TREVISO - Mario Brandolin è nato il 28 maggio 1914, faceva il maestro elementare ed era stato riformato dal servizio di leva per una grave debolezza di costituzione. Giovanni Vosilla è nato invece il 23 giugno 1913, e a differenza di Brandolin faceva parte dell’esercito italiano. Due vite distinte, iniziate a Pola (quando ancora faceva parte del territorio italiano) e concluse a Treviso, dove abitavano prima di essere catturati dai tedeschi durante la Seconda guerra mondiale. A legarli non è soltanto la deportazione nei campi di sterminio nazisti, e il fatto di essere sopravvissuti, ma anche l’azione legale intentata dai loro familiari, con l’avvocato Elsa de’ Giusti, per ottenere l’indennizzo destinato alle vittime del Terzo Reich messo a disposizione dal ministero dell’Economia e delle Finanze. Un fondo da oltre 55 milioni di euro «per il ristoro dei danni subiti dalle vittime dei crimini di guerra e contro l’umanità per la lesione dei diritti inviolabili della persona». Senza che sia necessario promuovere procedure esecutive contro la Germania.

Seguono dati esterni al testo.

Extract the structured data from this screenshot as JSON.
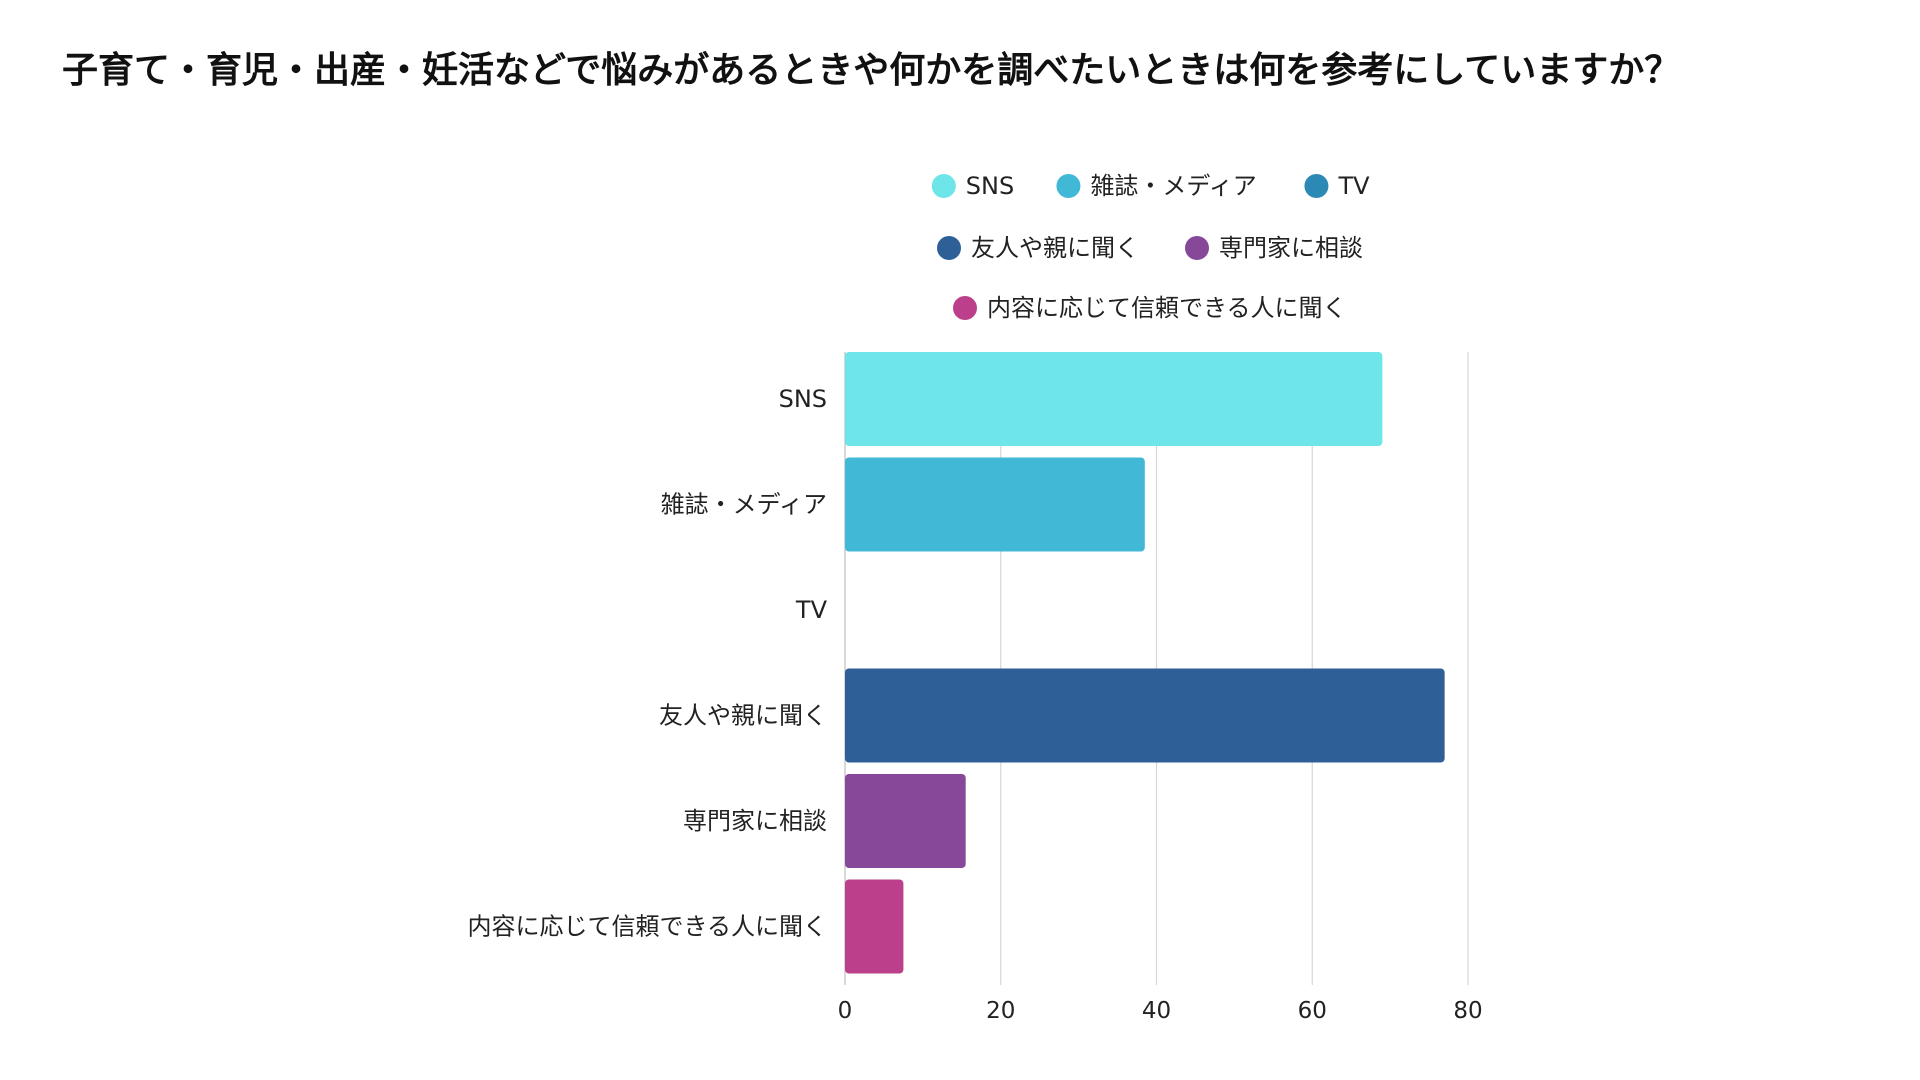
{
  "chart_data": {
    "type": "bar",
    "orientation": "horizontal",
    "title": "子育て・育児・出産・妊活などで悩みがあるときや何かを調べたいときは何を参考にしていますか？",
    "categories": [
      "SNS",
      "雑誌・メディア",
      "TV",
      "友人や親に聞く",
      "専門家に相談",
      "内容に応じて信頼できる人に聞く"
    ],
    "values": [
      69,
      38.5,
      0,
      77,
      15.5,
      7.5
    ],
    "colors": [
      "#6ee5e9",
      "#42b8d7",
      "#2c88b5",
      "#2f5f97",
      "#884899",
      "#bb3f8a"
    ],
    "legend": [
      "SNS",
      "雑誌・メディア",
      "TV",
      "友人や親に聞く",
      "専門家に相談",
      "内容に応じて信頼できる人に聞く"
    ],
    "legend_position": "top",
    "xlim": [
      0,
      80
    ],
    "xticks": [
      0,
      20,
      40,
      60,
      80
    ],
    "grid": true,
    "xlabel": "",
    "ylabel": ""
  }
}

Le udienze sono già state fissate: il 4 luglio per gli eredi Brandolin, il 25 luglio per quelli di Vosilla.
I DOCUMENTI
«Ricostruire le loro vicende non è stato facile -afferma l’avvocato de’ Giusti- Per le vittime era difficile condividere i propri ricordi. Ma le loro famiglie, pur avendo conservato i documenti e nonostante una ritrosia iniziale nel ripercorrere quegli atroci avvenimenti, ora hanno manifestato la volontà di ottenere finalmente una, pur minima, forma di giustizia». Già, perché le vicende di Brandolin e di Vosilla sono fatte di condizioni di lavoro massacranti, alloggi precari, alimentazione inconsistente e drammatiche condizioni igieniche e sanitarie. Nel dossier per la richiesta di risarcimento ci sono foto, lettere spedite ai familiari durante la deportazione, documenti di detenzione, elenchi di presenza, orari di lavoro. Tutto a testimoniare un periodo buio della storia mondiale che Brandolin e Vosilla hanno vissuto riuscendo a tornare a casa. Entrambi non ci sono più (il primo è morto il 4 luglio 1984, il secondo l’11 febbraio 2003), ma verranno insigniti della medaglia d’onore nel corso di una cerimonia a Palazzo dei Trecento.
I RACCONTI
Mario Brandolin venne catturato dai tedeschi nell’agosto del 1944 e internato nel lager di Muhldorf , uno dei 183 sottocampi di Dachau. Lavorava come operaio alla sistemazione della rete ferroviaria danneggiata dopo i bombardamenti. Fu addirittura accusato di spionaggio per aver ideato un sistema per la verifica del posizionamento delle rotaie volto a snellire il lavoro, e quindi ad alleggerire la fatica. Dopo oltre 9 mesi di sofferenza e privazioni, nel giugno del 1945 venne liberato dalle truppe americane e dopo 15 giorni rientrò a Treviso, dove la moglie e il figlio faticarono a riconoscerlo a causa delle precarie condizioni fisiche. Giovanni Vosilla venne invece imprigionato dalle truppe slave l’8 aprile 1944 e tre mesi dopo, il 25 luglio, venne prelevato a Zagabria dai tedeschi e portato nel campo di concentramento 18–B, a circa 4 chilometri da Berlino. Lo misero a lavorare in una fabbrica di armi, reparto fonderia, per 14 ore al giorno con turni anche di notte. A salvargli la vita, il 25 aprile 1945, furono le truppe russe, ma tornò a Treviso soltanto l’8 agosto, quasi quattro mesi più tardi.